Ensuring that the young men who are studying to become priests are well-educated and properly formed for the Priesthood is among the most important responsibilities of a bishop.
That’s why Bishop Alfred Schlert makes it a practice to visit St. Charles Borromeo Seminary near Philadelphia regularly, including his formal Annual Visit, which took place March 14.
At his annual visit, Bishop Schlert speaks with seminary officials about each of the Diocese of Allentown’s seminarians, to get an update on their progress.
There are now 15 men studying for the Priesthood from the Diocese of Allentown.
Bishop Schlert also meets with the men as a group during the day, and takes their questions. Then, he sets aside time for one-on-one meetings for any seminarian who wants to meet with him on any topic.
In his comments to the seminarians, Bishop Schlert shared updates on the progress of the Synod of Bishops, and the many listening sessions conducted around the Diocese which are already bearing fruit. He also mentioned some upcoming events for the Year of the Real Presence like the Eucharistic Congress this Saturday (3/19), which the seminarians will attend.
The Bishop thanked the seminarians for their diligent work in pastoral, spiritual, and academic formation at St. Charles and he expressed gratitude to the faculty and staff for providing an excellent environment for the men from the Diocese of Allentown to discern and to grow in their understanding of the Priesthood.

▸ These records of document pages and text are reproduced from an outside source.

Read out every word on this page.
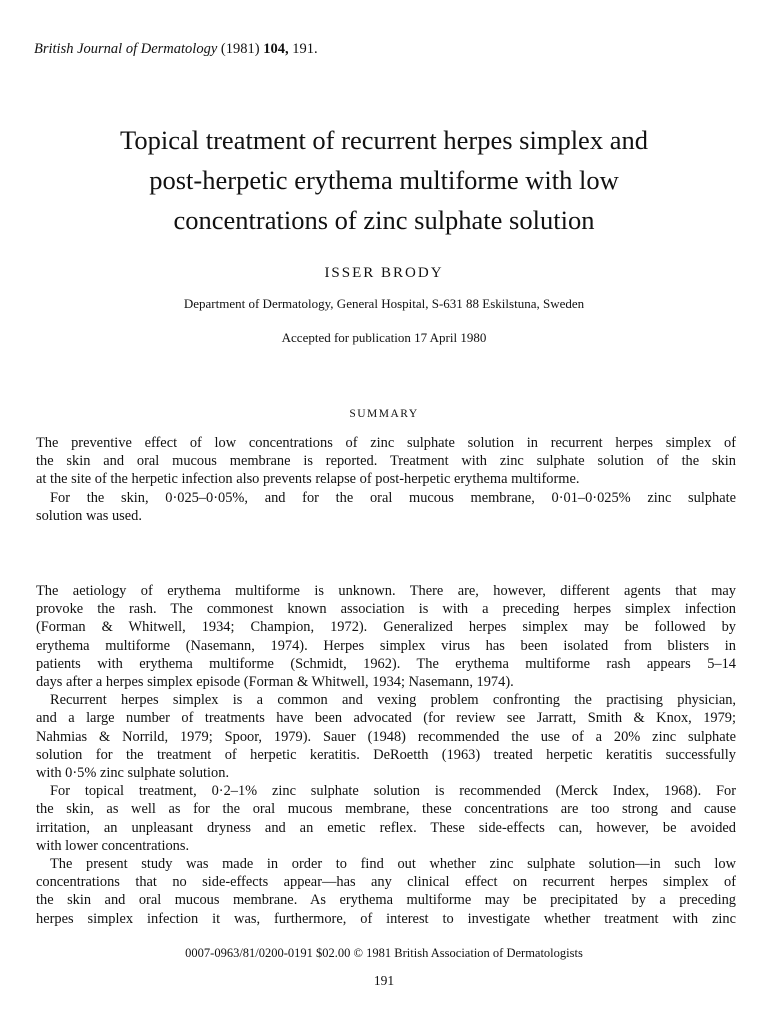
British Journal of Dermatology (1981) 104, 191.
Topical treatment of recurrent herpes simplex and
post-herpetic erythema multiforme with low
concentrations of zinc sulphate solution
ISSER BRODY
Department of Dermatology, General Hospital, S-631 88 Eskilstuna, Sweden
Accepted for publication 17 April 1980
SUMMARY
The preventive effect of low concentrations of zinc sulphate solution in recurrent herpes simplex of
the skin and oral mucous membrane is reported. Treatment with zinc sulphate solution of the skin
at the site of the herpetic infection also prevents relapse of post-herpetic erythema multiforme.
For the skin, 0·025–0·05%, and for the oral mucous membrane, 0·01–0·025% zinc sulphate
solution was used.
The aetiology of erythema multiforme is unknown. There are, however, different agents that may
provoke the rash. The commonest known association is with a preceding herpes simplex infection
(Forman & Whitwell, 1934; Champion, 1972). Generalized herpes simplex may be followed by
erythema multiforme (Nasemann, 1974). Herpes simplex virus has been isolated from blisters in
patients with erythema multiforme (Schmidt, 1962). The erythema multiforme rash appears 5–14
days after a herpes simplex episode (Forman & Whitwell, 1934; Nasemann, 1974).
Recurrent herpes simplex is a common and vexing problem confronting the practising physician,
and a large number of treatments have been advocated (for review see Jarratt, Smith & Knox, 1979;
Nahmias & Norrild, 1979; Spoor, 1979). Sauer (1948) recommended the use of a 20% zinc sulphate
solution for the treatment of herpetic keratitis. DeRoetth (1963) treated herpetic keratitis successfully
with 0·5% zinc sulphate solution.
For topical treatment, 0·2–1% zinc sulphate solution is recommended (Merck Index, 1968). For
the skin, as well as for the oral mucous membrane, these concentrations are too strong and cause
irritation, an unpleasant dryness and an emetic reflex. These side-effects can, however, be avoided
with lower concentrations.
The present study was made in order to find out whether zinc sulphate solution—in such low
concentrations that no side-effects appear—has any clinical effect on recurrent herpes simplex of
the skin and oral mucous membrane. As erythema multiforme may be precipitated by a preceding
herpes simplex infection it was, furthermore, of interest to investigate whether treatment with zinc
0007-0963/81/0200-0191 $02.00 © 1981 British Association of Dermatologists
191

Founded in 1832, Saint Charles Borromeo Seminary has been forming men for priestly service in the Catholic Church for more than 180 years. In 2020, the seminary reported an overall enrollment of 154 seminarians.
The Archdiocese of Philadelphia has sold the seminary property to Main Line Health, and hopes to welcome seminarians in 2024 to a new campus on a portion of the Gwynedd Mercy University property.
In photo above, Bishop Schlert, center, and Father Mark Searles, diocesan Director of Vocations, with Allentown Diocese seminarians at St. Charles Borromeo Seminary.